1. These tanks were brand new, waiting for the animals to be placed in them. They were rinsed with water, but never cleaned with chemicals.
2. It's been at least a year since any pest chemicals have been in there, I think longer. And my personal stock has been doing fine in there since before I got my new stock.
3. My feeders are bulk shipped, frozen, looking VERY good from, I think... Cajun mouse? or something like that... And the blood python never got a chance to eat before he died, so that rules that out...
4. My partner's a bill collector, sits at a desk all day, so I doubt he brought in a toxin. While I work with metal, it's never more that stainless, titianium, silver, inconel... All harmless, and I work with no chemicals.
5. The snakes were new, nothing had been administered.
6. I used 50/50 Peat moss and Cypress mulch on the blood, both pet store supplied, the same stuff the pet store uses on their animals- And the corns were on shaved aspen... Nope, wasn't that.

The place hasn't over heated, and while the temp has gotten a bit lower at night, couldn't have dropped below 55, if even that low.
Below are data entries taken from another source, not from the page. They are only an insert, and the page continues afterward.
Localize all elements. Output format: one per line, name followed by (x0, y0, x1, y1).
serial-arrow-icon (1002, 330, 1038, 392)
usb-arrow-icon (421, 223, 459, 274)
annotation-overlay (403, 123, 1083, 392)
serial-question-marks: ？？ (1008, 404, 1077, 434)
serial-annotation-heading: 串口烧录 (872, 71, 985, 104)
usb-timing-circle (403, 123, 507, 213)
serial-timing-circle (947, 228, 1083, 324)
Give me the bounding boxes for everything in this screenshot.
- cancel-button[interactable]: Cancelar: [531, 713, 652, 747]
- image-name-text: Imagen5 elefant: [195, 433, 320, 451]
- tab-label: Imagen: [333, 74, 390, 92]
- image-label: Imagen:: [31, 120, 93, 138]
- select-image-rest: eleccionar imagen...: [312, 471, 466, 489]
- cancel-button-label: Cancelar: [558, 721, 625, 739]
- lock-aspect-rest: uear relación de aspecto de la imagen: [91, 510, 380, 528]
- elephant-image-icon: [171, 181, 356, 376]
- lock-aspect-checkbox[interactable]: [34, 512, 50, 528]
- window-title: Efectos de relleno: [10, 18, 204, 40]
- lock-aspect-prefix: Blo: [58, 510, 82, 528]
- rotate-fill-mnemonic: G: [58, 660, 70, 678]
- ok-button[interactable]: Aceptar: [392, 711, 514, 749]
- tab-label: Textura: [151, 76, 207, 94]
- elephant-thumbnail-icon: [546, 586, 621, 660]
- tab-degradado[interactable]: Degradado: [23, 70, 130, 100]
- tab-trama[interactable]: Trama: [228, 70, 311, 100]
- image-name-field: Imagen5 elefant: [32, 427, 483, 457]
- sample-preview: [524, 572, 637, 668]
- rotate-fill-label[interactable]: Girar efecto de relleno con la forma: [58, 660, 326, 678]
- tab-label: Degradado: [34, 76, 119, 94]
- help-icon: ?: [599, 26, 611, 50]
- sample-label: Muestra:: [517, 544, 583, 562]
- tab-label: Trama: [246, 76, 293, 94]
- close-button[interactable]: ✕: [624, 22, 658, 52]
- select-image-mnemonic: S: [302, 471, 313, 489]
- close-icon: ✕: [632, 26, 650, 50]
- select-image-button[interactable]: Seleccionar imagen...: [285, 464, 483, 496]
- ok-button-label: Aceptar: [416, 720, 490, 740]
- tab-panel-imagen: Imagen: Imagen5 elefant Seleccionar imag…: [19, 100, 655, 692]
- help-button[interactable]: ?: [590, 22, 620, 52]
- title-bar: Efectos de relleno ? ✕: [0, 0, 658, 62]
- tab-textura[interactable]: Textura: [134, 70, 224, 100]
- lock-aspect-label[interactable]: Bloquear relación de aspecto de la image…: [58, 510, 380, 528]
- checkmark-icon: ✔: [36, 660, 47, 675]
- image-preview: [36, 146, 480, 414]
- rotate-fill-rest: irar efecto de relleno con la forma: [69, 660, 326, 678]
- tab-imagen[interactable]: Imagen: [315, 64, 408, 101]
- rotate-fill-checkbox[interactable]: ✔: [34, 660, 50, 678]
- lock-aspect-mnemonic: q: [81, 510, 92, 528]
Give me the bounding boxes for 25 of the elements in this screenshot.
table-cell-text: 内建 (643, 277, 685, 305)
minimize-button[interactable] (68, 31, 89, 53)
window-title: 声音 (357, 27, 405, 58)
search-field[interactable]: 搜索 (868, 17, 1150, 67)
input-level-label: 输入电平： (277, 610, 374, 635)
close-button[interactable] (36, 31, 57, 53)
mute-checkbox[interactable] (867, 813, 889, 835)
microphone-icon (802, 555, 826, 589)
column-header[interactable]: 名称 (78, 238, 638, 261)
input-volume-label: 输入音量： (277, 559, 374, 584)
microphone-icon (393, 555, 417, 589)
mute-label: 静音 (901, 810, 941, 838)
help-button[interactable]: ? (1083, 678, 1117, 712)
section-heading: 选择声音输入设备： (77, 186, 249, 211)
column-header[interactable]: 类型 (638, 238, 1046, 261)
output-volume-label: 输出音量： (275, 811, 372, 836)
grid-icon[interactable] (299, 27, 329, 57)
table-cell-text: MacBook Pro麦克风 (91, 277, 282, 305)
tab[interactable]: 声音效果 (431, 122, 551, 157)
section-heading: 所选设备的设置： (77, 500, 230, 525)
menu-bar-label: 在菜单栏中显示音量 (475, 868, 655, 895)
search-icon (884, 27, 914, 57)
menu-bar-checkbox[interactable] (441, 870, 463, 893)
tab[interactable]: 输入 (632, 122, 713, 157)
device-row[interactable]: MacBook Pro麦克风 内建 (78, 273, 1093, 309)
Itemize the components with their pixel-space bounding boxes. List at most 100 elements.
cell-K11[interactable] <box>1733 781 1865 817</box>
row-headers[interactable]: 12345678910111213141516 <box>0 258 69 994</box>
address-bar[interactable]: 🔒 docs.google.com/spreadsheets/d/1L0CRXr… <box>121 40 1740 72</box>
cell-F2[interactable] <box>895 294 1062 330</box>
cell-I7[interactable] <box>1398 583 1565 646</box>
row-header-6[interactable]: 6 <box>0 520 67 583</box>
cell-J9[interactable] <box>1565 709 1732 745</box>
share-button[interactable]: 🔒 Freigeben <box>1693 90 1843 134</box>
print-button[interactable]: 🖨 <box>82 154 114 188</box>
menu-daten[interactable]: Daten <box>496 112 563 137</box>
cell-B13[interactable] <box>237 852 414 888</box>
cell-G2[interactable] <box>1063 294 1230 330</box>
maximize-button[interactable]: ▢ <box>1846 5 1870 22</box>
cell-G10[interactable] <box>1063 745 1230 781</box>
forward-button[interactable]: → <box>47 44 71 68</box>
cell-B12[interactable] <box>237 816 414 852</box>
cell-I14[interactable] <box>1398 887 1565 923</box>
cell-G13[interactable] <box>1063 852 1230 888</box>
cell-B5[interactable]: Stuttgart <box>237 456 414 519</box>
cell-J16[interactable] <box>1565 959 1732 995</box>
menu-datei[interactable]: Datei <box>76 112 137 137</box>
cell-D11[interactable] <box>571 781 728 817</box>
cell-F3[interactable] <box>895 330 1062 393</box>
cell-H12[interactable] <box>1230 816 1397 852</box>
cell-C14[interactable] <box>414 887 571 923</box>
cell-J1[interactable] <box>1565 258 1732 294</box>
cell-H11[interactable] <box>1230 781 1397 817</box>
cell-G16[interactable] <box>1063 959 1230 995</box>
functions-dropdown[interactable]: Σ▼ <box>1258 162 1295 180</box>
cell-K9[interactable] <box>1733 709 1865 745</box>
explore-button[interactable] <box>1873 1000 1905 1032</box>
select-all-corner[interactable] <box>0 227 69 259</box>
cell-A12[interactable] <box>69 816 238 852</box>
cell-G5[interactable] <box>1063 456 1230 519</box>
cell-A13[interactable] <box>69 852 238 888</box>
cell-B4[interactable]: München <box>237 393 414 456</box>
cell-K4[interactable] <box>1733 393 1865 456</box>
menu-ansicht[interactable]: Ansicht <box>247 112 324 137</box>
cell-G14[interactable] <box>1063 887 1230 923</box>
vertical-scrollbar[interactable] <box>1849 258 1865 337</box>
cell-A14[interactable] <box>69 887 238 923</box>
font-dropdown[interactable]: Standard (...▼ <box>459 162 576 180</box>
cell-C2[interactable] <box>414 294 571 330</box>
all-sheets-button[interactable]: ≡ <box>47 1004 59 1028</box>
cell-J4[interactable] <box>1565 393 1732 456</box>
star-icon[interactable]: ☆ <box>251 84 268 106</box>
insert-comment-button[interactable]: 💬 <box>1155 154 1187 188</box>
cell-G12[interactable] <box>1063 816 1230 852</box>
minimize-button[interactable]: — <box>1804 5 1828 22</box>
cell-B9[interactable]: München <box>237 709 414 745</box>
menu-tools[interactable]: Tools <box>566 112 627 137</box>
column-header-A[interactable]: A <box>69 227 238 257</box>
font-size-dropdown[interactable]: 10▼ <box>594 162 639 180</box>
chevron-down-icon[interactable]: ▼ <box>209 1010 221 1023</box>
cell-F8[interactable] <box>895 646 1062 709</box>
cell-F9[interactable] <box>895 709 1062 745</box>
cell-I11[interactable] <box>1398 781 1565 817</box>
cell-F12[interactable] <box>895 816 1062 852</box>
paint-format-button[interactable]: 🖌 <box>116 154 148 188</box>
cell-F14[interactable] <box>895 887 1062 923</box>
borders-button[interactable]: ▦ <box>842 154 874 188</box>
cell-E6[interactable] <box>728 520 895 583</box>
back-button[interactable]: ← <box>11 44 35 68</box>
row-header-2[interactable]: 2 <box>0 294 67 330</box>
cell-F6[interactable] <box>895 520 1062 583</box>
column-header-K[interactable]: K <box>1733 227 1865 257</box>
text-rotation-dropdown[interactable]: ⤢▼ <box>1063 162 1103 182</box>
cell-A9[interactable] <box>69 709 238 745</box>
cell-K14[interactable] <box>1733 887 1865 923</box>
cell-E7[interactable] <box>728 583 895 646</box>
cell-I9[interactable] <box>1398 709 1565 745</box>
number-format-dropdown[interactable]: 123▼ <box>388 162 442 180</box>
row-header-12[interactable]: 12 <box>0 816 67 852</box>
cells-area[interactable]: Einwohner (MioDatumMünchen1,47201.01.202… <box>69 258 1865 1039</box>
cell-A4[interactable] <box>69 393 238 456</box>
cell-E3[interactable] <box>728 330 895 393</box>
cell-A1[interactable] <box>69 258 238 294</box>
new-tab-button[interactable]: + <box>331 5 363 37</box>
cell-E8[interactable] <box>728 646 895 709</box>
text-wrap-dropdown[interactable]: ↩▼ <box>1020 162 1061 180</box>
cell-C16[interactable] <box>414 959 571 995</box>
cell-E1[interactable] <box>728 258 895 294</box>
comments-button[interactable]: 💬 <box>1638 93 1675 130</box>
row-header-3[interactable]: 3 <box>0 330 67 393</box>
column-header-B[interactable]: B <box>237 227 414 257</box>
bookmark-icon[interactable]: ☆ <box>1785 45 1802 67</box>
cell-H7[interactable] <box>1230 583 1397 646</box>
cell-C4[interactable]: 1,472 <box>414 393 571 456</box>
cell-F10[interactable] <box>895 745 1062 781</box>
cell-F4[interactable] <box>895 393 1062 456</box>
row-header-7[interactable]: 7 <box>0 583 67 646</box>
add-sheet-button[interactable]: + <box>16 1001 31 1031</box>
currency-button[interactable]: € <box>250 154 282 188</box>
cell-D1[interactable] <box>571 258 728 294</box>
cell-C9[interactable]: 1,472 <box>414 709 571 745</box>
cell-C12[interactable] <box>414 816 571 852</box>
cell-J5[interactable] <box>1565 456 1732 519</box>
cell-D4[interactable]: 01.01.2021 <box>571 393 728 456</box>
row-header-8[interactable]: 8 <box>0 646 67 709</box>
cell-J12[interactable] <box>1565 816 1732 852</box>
That's far from unhealthy.

If anyone else has ANY ideas that might save the other 92% of my stock, PLEASE let me know.

Thank you...

-=Dave

oldherper Feb 14, 2004 11:14 AM

That pretty much rules out your environment. They must have come in sick. I think about the only thing you can do is to remove anything that came in contact with those snakes from the area where you keep your snakes and thoroughly disenfect everything that the rest of your snakes are in contact with.

You might want to consider taking the dead snakes to the vet and investing in necropsies.